Zenna is a major protagonist in the novel. She's introduced early on, in a near-future world, living in a Citiburb with self-driving vehicle and cool holo-gloves that melt onto her hands. She's a leading microbiologist, who bioengineered microbes for cloud seeding. Here I describe her work, a key in the plot that develops. (Side-note: the past tense doesn't quite feel right here, but it is consistent with the rest of the novel. Re-thinking my tense throughout.)
Question: is this too much hard science? Will most readers skip over this stuff? Can I pull it off?
(By the way, I didn't make this stuff up, its based on real science! Wikipedia describes bioprecipitation and Ice-minus Bacteria.)
It is interesting to me, but maybe slows the story line surrounding it. I'm contemplating having someone else describe Zenna's relevant work with cloud seeding bacteria and mention her name, rather than including it in the chapter that introduces this character.
"Zenna was a microbiologist, specializing in bioengineering of microbes for various industrial purposes, including weather manipulation. She had done some ground-breaking work to bio-engineer Pseudomonas Antarctica IN-74, a hardy variety of bacteria found extensively in Antarctica. It has superb ice-nucleating properties, ideal for snow creation at temperatures higher than would normally support it. The ski resorts bought tons of it, allowing them to extend the season a month on each end. Then the weather providers wanted to get their hands on it, but due to climate regulations for weather modification couldn’t use it."

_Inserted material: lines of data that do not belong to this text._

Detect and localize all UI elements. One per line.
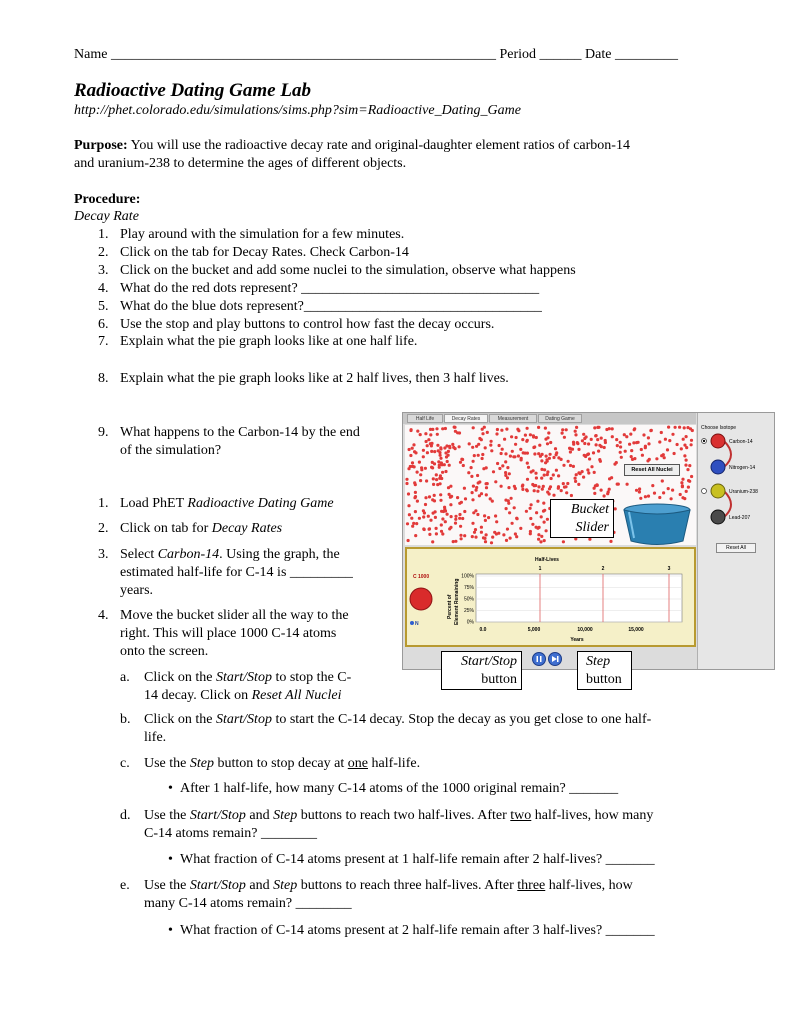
page-title: Radioactive Dating Game Lab bbox=[74, 80, 311, 101]
phet-simulation-screenshot bbox=[402, 412, 775, 670]
uranium-238-icon bbox=[711, 484, 725, 498]
period-label: Period bbox=[499, 47, 536, 62]
y-tick-label: 0% bbox=[466, 619, 474, 626]
isotope-carbon-14: Carbon-14 bbox=[729, 439, 753, 445]
plot-area bbox=[476, 574, 682, 622]
bucket-icon[interactable] bbox=[621, 501, 693, 547]
y-label-2: Element Remaining bbox=[454, 578, 460, 625]
choose-isotope-label: Choose Isotope bbox=[701, 425, 737, 431]
substep-e-bullet: • What fraction of C-14 atoms present at 2 half-life remain after 3 half-lives? _______ bbox=[168, 923, 655, 938]
bucket-slider-callout: Bucket Slider bbox=[550, 499, 614, 538]
substep-b-line-2: life. bbox=[144, 730, 167, 745]
half-life-label: 3 bbox=[667, 566, 671, 572]
part2-step-4: 4. Move the bucket slider all the way to the bbox=[98, 608, 349, 623]
step-8: 8. Explain what the pie graph looks like at 2 half lives, then 3 half lives. bbox=[98, 371, 509, 386]
substep-d: d. Use the Start/Stop and Step buttons to reach two half-lives. After two half-lives, how many bbox=[120, 808, 654, 823]
substep-c: c. Use the Step button to stop decay at one half-life. bbox=[120, 756, 421, 771]
purpose-text-1: You will use the radioactive decay rate and original-daughter element ratios of carbon-14 bbox=[130, 138, 630, 153]
sim-tab-bar bbox=[403, 413, 696, 424]
carbon-14-icon bbox=[711, 434, 725, 448]
part2-step-4-line-2: right. This will place 1000 C-14 atoms bbox=[120, 626, 337, 641]
reset-all-nuclei-button[interactable]: Reset All Nuclei bbox=[624, 464, 680, 476]
x-tick-label: 10,000 bbox=[577, 627, 593, 633]
x-label: Years bbox=[570, 637, 584, 643]
substep-c-bullet: • After 1 half-life, how many C-14 atoms of the 1000 original remain? _______ bbox=[168, 781, 619, 796]
part2-step-2: 2. Click on tab for Decay Rates bbox=[98, 521, 283, 536]
tab-half-life[interactable]: Half Life bbox=[407, 414, 443, 423]
substep-d-bullet: • What fraction of C-14 atoms present at 1 half-life remain after 2 half-lives? _______ bbox=[168, 852, 655, 867]
tab-decay-rates[interactable]: Decay Rates bbox=[444, 414, 488, 423]
isotope-lead-207: Lead-207 bbox=[729, 515, 751, 521]
step-4: 4. What do the red dots represent? __________________________________ bbox=[98, 281, 540, 296]
step-callout: Step button bbox=[577, 651, 632, 690]
sim-url[interactable]: http://phet.colorado.edu/simulations/sims.php?sim=Radioactive_Dating_Game bbox=[74, 103, 521, 118]
substep-e-line-2: many C-14 atoms remain? ________ bbox=[144, 896, 352, 911]
name-label: Name bbox=[74, 47, 108, 62]
start-stop-callout: Start/Stop button bbox=[441, 651, 522, 690]
step-5: 5. What do the blue dots represent?__________________________________ bbox=[98, 299, 542, 314]
isotope-uranium-238: Uranium-238 bbox=[729, 489, 758, 495]
step-1: 1. Play around with the simulation for a few minutes. bbox=[98, 227, 405, 242]
uranium-radio bbox=[702, 489, 707, 494]
legend-nitrogen: N bbox=[415, 621, 419, 627]
substep-a-line-2: 14 decay. Click on Reset All Nuclei bbox=[144, 688, 342, 703]
isotope-chain bbox=[698, 431, 775, 531]
y-tick-label: 50% bbox=[463, 596, 474, 603]
purpose-label: Purpose: bbox=[74, 138, 128, 153]
substep-a: a. Click on the Start/Stop to stop the C- bbox=[120, 670, 352, 685]
step-9: 9. What happens to the Carbon-14 by the end bbox=[98, 425, 360, 440]
decay-rate-label: Decay Rate bbox=[74, 209, 139, 224]
isotope-panel bbox=[697, 413, 775, 669]
isotope-nitrogen-14: Nitrogen-14 bbox=[729, 465, 756, 471]
sim-controls bbox=[531, 651, 571, 667]
y-tick-label: 25% bbox=[463, 608, 474, 614]
half-life-label: 2 bbox=[601, 566, 605, 572]
step-2: 2. Click on the tab for Decay Rates. Check Carbon-14 bbox=[98, 245, 409, 260]
part2-step-1: 1. Load PhET Radioactive Dating Game bbox=[98, 496, 334, 511]
part2-step-3: 3. Select Carbon-14. Using the graph, the bbox=[98, 547, 340, 562]
purpose-line-1 bbox=[74, 137, 630, 155]
step-9-line-2: of the simulation? bbox=[120, 443, 222, 458]
header-line bbox=[74, 46, 678, 64]
step-6: 6. Use the stop and play buttons to control how fast the decay occurs. bbox=[98, 317, 495, 332]
y-label-1: Percent of bbox=[447, 594, 453, 619]
legend-carbon: C 1000 bbox=[413, 574, 430, 580]
nitrogen-14-icon bbox=[711, 460, 725, 474]
part2-step-4-line-3: onto the screen. bbox=[120, 644, 209, 659]
date-blank[interactable]: _________ bbox=[614, 47, 678, 62]
procedure-label: Procedure: bbox=[74, 192, 141, 207]
y-tick-label: 75% bbox=[463, 585, 474, 591]
substep-b: b. Click on the Start/Stop to start the C-14 decay. Stop the decay as you get close to one half- bbox=[120, 712, 652, 727]
half-life-graph bbox=[405, 547, 696, 647]
x-tick-label: 0.0 bbox=[479, 627, 487, 633]
period-blank[interactable]: ______ bbox=[539, 47, 582, 62]
graph-title: Half-Lives bbox=[535, 557, 559, 563]
substep-e: e. Use the Start/Stop and Step buttons to reach three half-lives. After three half-lives, how bbox=[120, 878, 633, 893]
name-blank[interactable]: _______________________________________________________ bbox=[110, 47, 496, 62]
carbon-ball-icon bbox=[410, 588, 432, 610]
half-life-graph-svg bbox=[407, 549, 694, 645]
side-reset-button[interactable]: Reset All bbox=[716, 543, 756, 553]
start-stop-icon[interactable] bbox=[533, 653, 546, 666]
y-tick-label: 100% bbox=[461, 573, 474, 580]
substep-d-line-2: C-14 atoms remain? ________ bbox=[144, 826, 318, 841]
step-7: 7. Explain what the pie graph looks like at one half life. bbox=[98, 334, 418, 349]
x-tick-label: 15,000 bbox=[628, 627, 644, 633]
x-tick-label: 5,000 bbox=[527, 627, 541, 633]
part2-step-3-line-2: estimated half-life for C-14 is _________ bbox=[120, 565, 353, 580]
lead-207-icon bbox=[711, 510, 725, 524]
step-3: 3. Click on the bucket and add some nuclei to the simulation, observe what happens bbox=[98, 263, 576, 278]
tab-measurement[interactable]: Measurement bbox=[489, 414, 537, 423]
purpose-text-2: and uranium-238 to determine the ages of different objects. bbox=[74, 156, 407, 171]
half-life-label: 1 bbox=[538, 566, 542, 572]
tab-dating-game[interactable]: Dating Game bbox=[538, 414, 582, 423]
part2-step-3-line-3: years. bbox=[120, 583, 154, 598]
date-label: Date bbox=[585, 47, 612, 62]
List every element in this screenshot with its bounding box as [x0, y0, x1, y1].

"Business being business, a compromise was finally reached. If they could make the bacteria self-destruct before it could replicate, anti-GMO fanatics would be calmed. And if the bacteria could also photosynthesize, then the global warming folks would also be happy."
"Meeting the secondary requirements changed the whole game, but Zenna managed to isolate the ice-nucleating properties from the IN-74 bacteria and inject the critical properties for ice formation into already genetically modified photosynthetic Cyanobacteria which naturally input carbon dioxide and output oxygen."
"These photosynthesizing Cyanobacteria were then modified by injection with an 'enemy bacteria' – bacteriophages - that expand as the bacteria gobbles up carbon dioxide from the atmosphere until they burst like a water balloon in approximately 8-12 hours. This served three purposes: first, it would release the ice nucleating artifacts; second, it would prevent the bacteria from reproducing; and third, the bacteria are destroyed, therefore posing no threat to the earth as they fall to the ground inside the snow or rain.That project was a true masterpiece and those bacteria are now utilized all over the world, probably a key reason that weather service providers have been able to expand their business so rapidly."